Although over three-quarters of adults in immigrant families with children believe otherwise, under the public charge rule, officials cannot consider a child’s Medicaid participation in their parents’ public charge determination. I told Elina that it was safe to enroll her daughter in Medicaid again.
Before we parted, Elina shared that women and children were prime targets in Guatemala’s genocide. When she fled, she dreamed that one day, in the United States, she could hold the power and resources to have a family and parent in safety. In a United States marred by a radical public charge rule, immigration raids, and family separation, that dream remains unfulfilled.
In Mississippi and around the country, Medicaid offers essential and often lifesaving health-care access. It provides life-sustaining cardiovascular care to people like Elina’s daughter. It covers family planning services that empower people to decide if and when to start or grow their families. It enables people to access vital pregnancy-related care. By obstructing access to Medicaid, the public charge rule worsens health conditions, permits preventable conditions to take hold, and thwarts reproductive justice.

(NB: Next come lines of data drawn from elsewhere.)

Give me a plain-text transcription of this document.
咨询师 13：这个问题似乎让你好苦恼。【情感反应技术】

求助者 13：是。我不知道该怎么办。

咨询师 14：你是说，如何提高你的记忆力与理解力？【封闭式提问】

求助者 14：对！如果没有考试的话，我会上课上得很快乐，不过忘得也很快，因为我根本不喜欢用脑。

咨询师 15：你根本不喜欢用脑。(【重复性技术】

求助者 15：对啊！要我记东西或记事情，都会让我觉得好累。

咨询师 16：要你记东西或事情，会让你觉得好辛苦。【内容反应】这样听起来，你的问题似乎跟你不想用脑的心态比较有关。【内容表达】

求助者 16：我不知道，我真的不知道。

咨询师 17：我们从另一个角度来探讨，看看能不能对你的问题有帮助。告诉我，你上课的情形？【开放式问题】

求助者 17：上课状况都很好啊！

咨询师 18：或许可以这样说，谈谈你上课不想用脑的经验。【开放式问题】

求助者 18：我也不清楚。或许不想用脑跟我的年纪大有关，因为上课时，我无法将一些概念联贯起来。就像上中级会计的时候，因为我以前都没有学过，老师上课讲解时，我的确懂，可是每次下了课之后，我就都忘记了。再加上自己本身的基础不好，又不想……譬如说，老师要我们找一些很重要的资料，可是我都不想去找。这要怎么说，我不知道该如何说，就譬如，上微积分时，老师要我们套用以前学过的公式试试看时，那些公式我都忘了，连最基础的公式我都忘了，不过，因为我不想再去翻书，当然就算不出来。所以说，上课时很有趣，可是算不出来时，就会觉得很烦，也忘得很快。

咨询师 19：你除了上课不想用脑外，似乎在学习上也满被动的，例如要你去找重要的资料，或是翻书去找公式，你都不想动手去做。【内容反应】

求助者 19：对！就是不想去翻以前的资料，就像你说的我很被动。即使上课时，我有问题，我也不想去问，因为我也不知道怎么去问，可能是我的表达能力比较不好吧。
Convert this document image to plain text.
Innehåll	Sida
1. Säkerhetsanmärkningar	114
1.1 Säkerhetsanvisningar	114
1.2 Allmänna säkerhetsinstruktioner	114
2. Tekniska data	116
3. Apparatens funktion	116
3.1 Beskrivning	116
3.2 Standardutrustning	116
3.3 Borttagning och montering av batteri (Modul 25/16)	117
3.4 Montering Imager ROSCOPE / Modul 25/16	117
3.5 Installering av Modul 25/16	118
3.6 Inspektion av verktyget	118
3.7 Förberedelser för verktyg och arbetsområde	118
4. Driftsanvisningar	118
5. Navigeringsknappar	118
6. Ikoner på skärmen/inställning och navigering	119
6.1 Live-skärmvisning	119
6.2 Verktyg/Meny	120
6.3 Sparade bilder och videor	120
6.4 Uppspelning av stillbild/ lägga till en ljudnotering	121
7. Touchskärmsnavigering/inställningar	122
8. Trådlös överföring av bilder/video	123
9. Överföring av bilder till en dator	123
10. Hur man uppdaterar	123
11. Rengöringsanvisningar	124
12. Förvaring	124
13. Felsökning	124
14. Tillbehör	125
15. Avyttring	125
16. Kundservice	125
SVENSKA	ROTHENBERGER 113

A year ago, I walked up a gravel path and entered a small church in Forest, Mississippi. The room was packed wall-to-wall with community members. I joined Luis Espinoza, a community organizer with the Mississippi Immigrant Rights Alliance, at the back. We soaked in the mellow tone of the marimba until it quieted and it was time to head to the front.
We introduced ourselves and shared that we were there to talk about the public charge rule. As we had in rooms across Mississippi, we asked how many people had heard of the Trump administration’s rule. Nearly everyone raised their hands. We asked how many had avoided health care or disenrolled from Medicaid because of it. Nearly all hands remained in the air. That moment—as the public charge rule’s chilling effect was laid bare—was always harrowing.
But on that night, just weeks before the COVID-19 pandemic hit Mississippi, those hands were harbingers. Since then, many have avoided emergency care for fear of the public charge rule. Many lost their lives.
As the pandemic rages on and I continue to advocate for equitable health-care access for immigrants, I reflect on that show of hands daily. I wonder how many of those who raised their hands died because of the intrinsically racist and xenophobic public charge rule. In my work, I carry and am sustained by the voices, stories, and raised hands of immigrants across the communities I served in Mississippi, and the knowledge that their lives and reproductive destinies hang in the balance.
Last month, President Biden signed an executive order directing federal agencies to review the public charge rule. I urge his administration to not only swiftly end the rule, but also build on that foundation to make health-care access and reproductive justice possible for all.